As dietas sob os mais diversos títulos, engenhosos e voltados para o marketing (dissociadas, veganas, naturais, “sem dietas”…), alertam para atividades que fogem ao controle médico-sanitário. Frequentemente, distúrbios nutricionais e psicológicos (anorexia, bulimia,…) alimentam-se mutuamente no curso de doenças crônicas não diagnosticadas ou mal diagnosticadas. A pressão social, certas profissões e modas fazem o resto.

A intrusão através de academias, “clínicas de estética”, consultas “naturistas”, etc., movimentam uma enorme quantia de dinheiro e remédios não aprovados. Basta entrar na internet e ver os milhares de anúncios de instalações luxuosas, ofertas de suplementos alimentares ou produtos de emagrecimento. Confirma as proporções desse “negócio” da saúde que frequentemente caminha no “fio da navalha” jurídico.

O “Dia Internacional Sem Dietas” nasceu para desmantelar esse sistema. Mas parece que o que ele quer é controlá-lo através do feminismo ou de outros movimentos. Os comerciais de TV chamam a atenção como “Você fez dieta e teve problemas ou um plano de emagrecimento sem resultados? Se você quiser denunciar seu caso…”. Cheira como uma guerra comercial.

dietas na cultura popular

A alimentação e a alimentação fazem parte do patrimônio popular, presente em todas as expressões humanas: religiosas, sanitárias, artísticas etc. A tradição vem normalizando sua aplicação de maneira simples, como mostra o provérbio; retirado de J. Santos ( sferasalud.com ). “Coma para viver e não viva para comer. / Quem come com sensatez, busca sua saúde. / Comer demais tira o bom entendimento (e ao contrário). / Com pouca comida, a vida é melhor. / Para quem nasce barrigudo, poucos vinte cintos são. / O mal do tordo, da cara magrinha e do rabo gordo. / Quem comeu até ficar doente, jejuou até ficar curado. / A dieta cura mais que a lanceta (sangria terapêutica antiga). / Dieta e sem prescrições e você terá saúde completa.”

conclusão

A alimentação e as dietas são de grande importância na Saúde. Mas o aspecto médico da alimentação, nutrição e dietas sobrecarregou os especialistas oficiais qualificados. Quando os protagonistas são empresários, publicitários, feministas, naturistas, etc., o aparecimento de problemas médicos frequentes nos usuários não deve surpreender. Internistas, psiquiatras, psicólogos, nutricionistas,… e Associações Profissionais, devem agir sobre o assunto.
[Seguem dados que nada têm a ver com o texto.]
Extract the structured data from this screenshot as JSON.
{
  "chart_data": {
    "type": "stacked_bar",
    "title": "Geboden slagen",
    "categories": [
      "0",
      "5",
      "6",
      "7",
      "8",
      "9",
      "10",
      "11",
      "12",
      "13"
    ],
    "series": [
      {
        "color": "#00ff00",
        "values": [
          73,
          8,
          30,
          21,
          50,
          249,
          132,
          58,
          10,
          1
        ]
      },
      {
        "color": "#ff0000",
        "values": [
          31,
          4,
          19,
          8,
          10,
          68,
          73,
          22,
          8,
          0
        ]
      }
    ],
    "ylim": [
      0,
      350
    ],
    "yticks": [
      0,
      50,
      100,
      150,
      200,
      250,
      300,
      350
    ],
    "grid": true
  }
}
Médico e investigador español en Esfera Salud | Ver sus artículos

Médico, microbiólogo e investigador. Fue profesor de varias universidades españolas donde dirigió Tesis Doctorales y proyectos de investigación sobre: diagnóstico, nuevos antimicrobianos, simulaciones en modelos de cultivo continuo y arquitectura de poblaciones bacterianas. Su labor, plasmada en numerosas publicaciones en revistas científicas, libros y artículos de divulgación, ha sido reconocida con diversos nombramientos y premios. En Esfera Salud, sus artículos de divulgación sobre historia y actualidad de la Medicina, están dirigidos al público interesado en temas de Salud.